Mark arrived at Polk State with 17 years of experience in purchasing. He began his Polk State career as Director of Purchasing and transitioned to Director of Procurement Services in 2021. Erin Montgomery, Executive Director for Business Affairs, was part of the hiring committee when Mark was an applicant.

“He was just such a unique individual,” Montgomery recalled. “He was caring and would leave little snacks around your office if you did something for him. He just enjoyed being around people. That was one of the things he really missed during COVID(-19).”

Mark held an associate degree from St. Petersburg College and a bachelor’s degree from the University of South Florida. During his career at Polk State, he oversaw business enterprise systems, asset record systems, and major bid processes.

“(When he was sick,) I always thought about him and hoped he’d improve,” Urbano said. “I knew it wasn’t going to be a painless journey. I always tried to be a friend and helped him with what I could as he recovered.”

Mark is survived by his wife Jenny, mother Joyce, and brother Marshall.

“He was very family-oriented,” Armbruster recalled. “I’m a grandmother and when something came up, he was very understanding. Family always came first.”

In addition to his service at Polk State, Mark was a proud member of both the Suncoast Ghostbusters, a local Ghostbusters volunteer costuming organization, and the 501st Legion, an international Star Wars volunteer organization, both of which give back at fundraisers and charity events.

As a member of each group, Mark dressed as various Star Wars and Ghostbusters characters, would offer his time with the Make-A-Wish Foundation, and visit children’s hospitals in hopes of providing cheer to children battling serious illness. He discussed his volunteer efforts during a December 2018 POLKcast episode.

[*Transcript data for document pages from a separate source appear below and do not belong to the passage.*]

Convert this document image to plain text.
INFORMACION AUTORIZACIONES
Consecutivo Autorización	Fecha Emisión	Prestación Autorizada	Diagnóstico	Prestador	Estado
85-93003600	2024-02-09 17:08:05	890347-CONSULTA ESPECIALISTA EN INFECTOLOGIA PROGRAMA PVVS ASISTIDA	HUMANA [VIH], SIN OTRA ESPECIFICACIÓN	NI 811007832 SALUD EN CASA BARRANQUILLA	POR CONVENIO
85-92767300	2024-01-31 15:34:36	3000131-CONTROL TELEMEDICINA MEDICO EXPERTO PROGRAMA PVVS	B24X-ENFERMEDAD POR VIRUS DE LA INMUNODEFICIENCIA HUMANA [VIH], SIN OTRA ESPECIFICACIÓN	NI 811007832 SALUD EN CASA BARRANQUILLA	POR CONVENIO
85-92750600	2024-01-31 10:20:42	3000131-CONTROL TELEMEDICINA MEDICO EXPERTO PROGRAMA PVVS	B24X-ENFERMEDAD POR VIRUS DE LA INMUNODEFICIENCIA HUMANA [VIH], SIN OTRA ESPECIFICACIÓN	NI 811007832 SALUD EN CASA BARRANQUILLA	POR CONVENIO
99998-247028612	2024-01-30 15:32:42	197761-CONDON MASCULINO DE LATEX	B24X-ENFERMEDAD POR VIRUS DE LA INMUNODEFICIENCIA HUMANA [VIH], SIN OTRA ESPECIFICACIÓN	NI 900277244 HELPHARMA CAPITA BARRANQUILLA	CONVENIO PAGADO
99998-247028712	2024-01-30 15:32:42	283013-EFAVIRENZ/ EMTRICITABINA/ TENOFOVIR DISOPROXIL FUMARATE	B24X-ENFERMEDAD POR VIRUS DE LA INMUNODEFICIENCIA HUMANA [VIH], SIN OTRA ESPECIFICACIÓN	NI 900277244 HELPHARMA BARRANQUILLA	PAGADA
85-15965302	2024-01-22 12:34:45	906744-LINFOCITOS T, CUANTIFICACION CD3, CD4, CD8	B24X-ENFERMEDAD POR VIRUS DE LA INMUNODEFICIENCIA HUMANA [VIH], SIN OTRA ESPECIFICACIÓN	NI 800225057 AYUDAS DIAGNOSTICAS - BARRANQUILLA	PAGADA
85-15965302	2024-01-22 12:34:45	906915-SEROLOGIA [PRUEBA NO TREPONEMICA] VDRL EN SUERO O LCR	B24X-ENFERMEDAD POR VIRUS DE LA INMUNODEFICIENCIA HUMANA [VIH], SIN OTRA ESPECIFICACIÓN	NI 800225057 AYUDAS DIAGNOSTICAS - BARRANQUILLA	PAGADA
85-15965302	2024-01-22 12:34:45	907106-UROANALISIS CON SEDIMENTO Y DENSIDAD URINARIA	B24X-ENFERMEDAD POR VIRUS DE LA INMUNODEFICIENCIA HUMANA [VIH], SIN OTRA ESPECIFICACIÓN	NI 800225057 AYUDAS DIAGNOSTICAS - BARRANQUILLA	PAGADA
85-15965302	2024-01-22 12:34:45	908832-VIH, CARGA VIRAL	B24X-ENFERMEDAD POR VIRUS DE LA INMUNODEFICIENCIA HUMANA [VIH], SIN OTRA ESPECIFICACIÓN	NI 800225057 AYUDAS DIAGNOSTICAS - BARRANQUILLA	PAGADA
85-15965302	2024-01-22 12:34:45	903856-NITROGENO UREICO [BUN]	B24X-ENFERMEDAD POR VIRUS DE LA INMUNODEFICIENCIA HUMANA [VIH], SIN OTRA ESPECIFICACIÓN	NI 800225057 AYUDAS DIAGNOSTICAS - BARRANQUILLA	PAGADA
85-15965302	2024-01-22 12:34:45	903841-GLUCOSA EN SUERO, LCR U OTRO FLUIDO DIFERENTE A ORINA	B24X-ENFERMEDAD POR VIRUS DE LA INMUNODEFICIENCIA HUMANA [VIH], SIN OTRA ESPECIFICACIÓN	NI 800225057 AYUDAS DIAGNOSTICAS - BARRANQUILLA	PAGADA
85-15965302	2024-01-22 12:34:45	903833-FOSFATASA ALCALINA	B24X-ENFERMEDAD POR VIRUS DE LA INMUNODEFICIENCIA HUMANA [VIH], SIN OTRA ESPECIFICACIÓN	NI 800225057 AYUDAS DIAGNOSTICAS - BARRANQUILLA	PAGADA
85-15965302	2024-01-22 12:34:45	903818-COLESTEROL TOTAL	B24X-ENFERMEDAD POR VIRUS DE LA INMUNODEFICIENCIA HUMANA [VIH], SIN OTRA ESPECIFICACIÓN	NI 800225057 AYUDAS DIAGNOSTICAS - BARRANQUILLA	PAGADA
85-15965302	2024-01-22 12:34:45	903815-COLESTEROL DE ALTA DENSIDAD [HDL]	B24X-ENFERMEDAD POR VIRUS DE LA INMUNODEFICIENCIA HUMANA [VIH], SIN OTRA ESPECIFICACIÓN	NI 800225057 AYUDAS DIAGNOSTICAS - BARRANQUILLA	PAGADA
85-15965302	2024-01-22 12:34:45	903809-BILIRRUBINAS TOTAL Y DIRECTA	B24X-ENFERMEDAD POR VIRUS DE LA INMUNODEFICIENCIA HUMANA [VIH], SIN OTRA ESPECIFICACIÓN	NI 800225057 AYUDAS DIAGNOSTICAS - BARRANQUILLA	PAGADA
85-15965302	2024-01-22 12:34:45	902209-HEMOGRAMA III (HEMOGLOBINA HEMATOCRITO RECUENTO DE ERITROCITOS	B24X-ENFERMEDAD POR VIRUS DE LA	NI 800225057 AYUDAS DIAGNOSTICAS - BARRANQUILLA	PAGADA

The Tampa Bay Squad of the 501st Legion offered a heartfelt goodbye on Facebook over the weekend. Mark had been a part of the Tampa-based affiliate for more than a decade.

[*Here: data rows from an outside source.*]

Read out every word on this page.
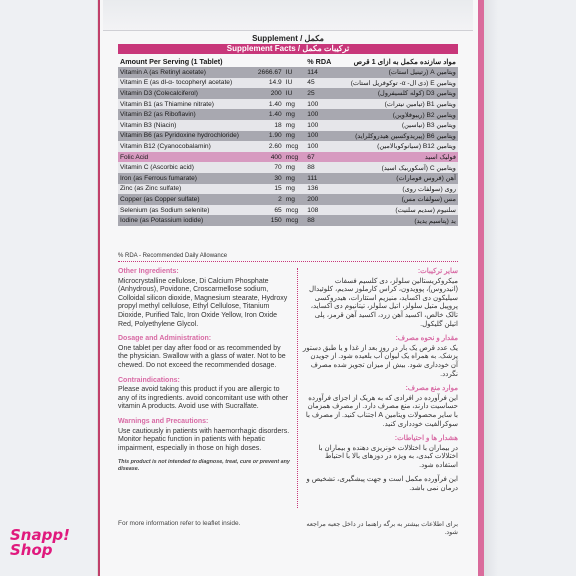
Supplement / مکمل
Supplement Facts / ترکیبات مکمل
Amount Per Serving (1 Tablet)			% RDA	مواد سازنده مکمل به ازای 1 قرص
Vitamin A (as Retinyl acetate)	2666.67	IU	114	ویتامین A (رتینیل استات)
Vitamin E (as dl-α- tocopheryl acetate)	14.9	IU	45	ویتامین E (دی ال- α- توکوفریل استات)
Vitamin D3 (Colecalciferol)	200	IU	25	ویتامین D3 (کوله کلسیفرول)
Vitamin B1 (as Thiamine nitrate)	1.40	mg	100	ویتامین B1 (تیامین نیترات)
Vitamin B2 (as Riboflavin)	1.40	mg	100	ویتامین B2 (ریبوفلاوین)
Vitamin B3 (Niacin)	18	mg	100	ویتامین B3 (نیاسین)
Vitamin B6 (as Pyridoxine hydrochloride)	1.90	mg	100	ویتامین B6 (پیریدوکسین هیدروکلراید)
Vitamin B12 (Cyanocobalamin)	2.60	mcg	100	ویتامین B12 (سیانوکوبالامین)
Folic Acid	400	mcg	67	فولیک اسید
Vitamin C (Ascorbic acid)	70	mg	88	ویتامین C (آسکوربیک اسید)
Iron (as Ferrous fumarate)	30	mg	111	آهن (فروس فومارات)
Zinc (as Zinc sulfate)	15	mg	136	روی (سولفات روی)
Copper (as Copper sulfate)	2	mg	200	مس (سولفات مس)
Selenium (as Sodium selenite)	65	mcg	108	سلنیوم (سدیم سلنیت)
Iodine (as Potassium iodide)	150	mcg	88	ید (پتاسیم یدید)
% RDA - Recommended Daily Allowance
Other Ingredients:
Microcrystalline cellulose, Di Calcium Phosphate (Anhydrous), Povidone, Croscarmellose sodium, Colloidal silicon dioxide, Magnesium stearate, Hydroxy propyl methyl cellulose, Ethyl Cellulose, Titanium Dioxide, Purified Talc, Iron Oxide Yellow, Iron Oxide Red, Polyethylene Glycol.
Dosage and Administration:
One tablet per day after food or as recommended by the physician. Swallow with a glass of water. Not to be chewed. Do not exceed the recommended dosage.
Contraindications:
Please avoid taking this product if you are allergic to any of its ingredients. avoid concomitant use with other vitamin A products. Avoid use with Sucralfate.
Warnings and Precautions:
Use cautiously in patients with haemorrhagic disorders. Monitor hepatic function in patients with hepatic impairment, especially in those on high doses.
This product is not intended to diagnose, treat, cure or prevent any disease.
سایر ترکیبات:
میکروکریستالین سلولز، دی کلسیم فسفات (انیدروس)، پوویدون، کراس کارملوز سدیم، کلوئیدال سیلیکون دی اکساید، منیزیم استئارات، هیدروکسی پروپیل متیل سلولز، اتیل سلولز، تیتانیوم دی اکساید، تالک خالص، اکسید آهن زرد، اکسید آهن قرمز، پلی اتیلن گلیکول.
مقدار و نحوه مصرف:
یک عدد قرص یک بار در روز بعد از غذا و یا طبق دستور پزشک. به همراه یک لیوان آب بلعیده شود. از جویدن آن خودداری شود. بیش از میزان تجویز شده مصرف نگردد.
موارد منع مصرف:
این فرآورده در افرادی که به هریک از اجزای فرآورده حساسیت دارند، منع مصرف دارد. از مصرف همزمان با سایر محصولات ویتامین A اجتناب کنید. از مصرف با سوکرالفیت خودداری کنید.
هشدار ها و احتیاطات:
در بیماران با اختلالات خونریزی دهنده و بیماران با اختلالات کبدی، به ویژه در دوزهای بالا با احتیاط استفاده شود.
این فرآورده مکمل است و جهت پیشگیری، تشخیص و درمان نمی باشد.
For more information refer to leaflet inside.	برای اطلاعات بیشتر به برگه راهنما در داخل جعبه مراجعه شود.
Snapp!
Shop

“Also known as TK-6653, Mark recently celebrated 10 years of service to the empire,” a portion of the post read. “In that time, he along with his wife, Jenny, helped Tampa Bay Squad grow into one of the largest squads in the legion and flourish as a staple in the Tampa Bay community. To Mark, the squad was more than just a costume club – it was his family – and the resounding consensus is that Mark made any and all feel welcome here. For a majority of our members, their earliest experiences in the squad involved Mark in some way, whether it was an armor party at his house, his welcoming spirit at a troop, or a stream of tears on their cheeks from laughing at his unrivaled sense of humor. We can say with absolute certainty that our squad is forever marked by his presence and will never be the same.”

Traditionally sporting a long beard, Montgomery said his friends affectionately referred to Lillquist as a “Wookiee” – a fictional species from Star Wars. Star Wars was a topic that Urbano and Lillquist spoke of often. Urbano recalled buying Lillquist a T-shirt with character Chewbacca, a Wookiee, across the front.

“We always talked about his interest in Star Wars,” Urbano said. “When I’d be out and about and I’d see something Star Wars-related, I’d always think about him.”

Tattoos featuring images from Star Wars, Ghostbusters, and other passions ran down Mark’s arms. Armbruster said it wasn’t hard to figure out what Lillquist’s passions were.

“He absolutely loved Star Wars, but he was also a big LEGO freak,” she said. “There were always LEGOs on display in the office.”

Another love for Mark, Montgomery recalled, was food. Born in February, Mark’s birthday typically occurred while the Florida State Fair in Tampa was taking place.

“Every year for his birthday, he’d go to the State Fair and eat bad,” Montgomery laughed. “He loved food. He’d come back to work and tell us all about it.”

In lieu of a traditional funeral service, a gathering will be held at Cigars International, 2691 Creek Grass Wy, Lutz, Fla., on Sunday, Aug. 14 from 1 p.m. to 6 p.m.

“He had a big heart,” Montgomery said. “He cared about people, cared about the College, and was just an all-around good guy. We’re certainly going to miss him.”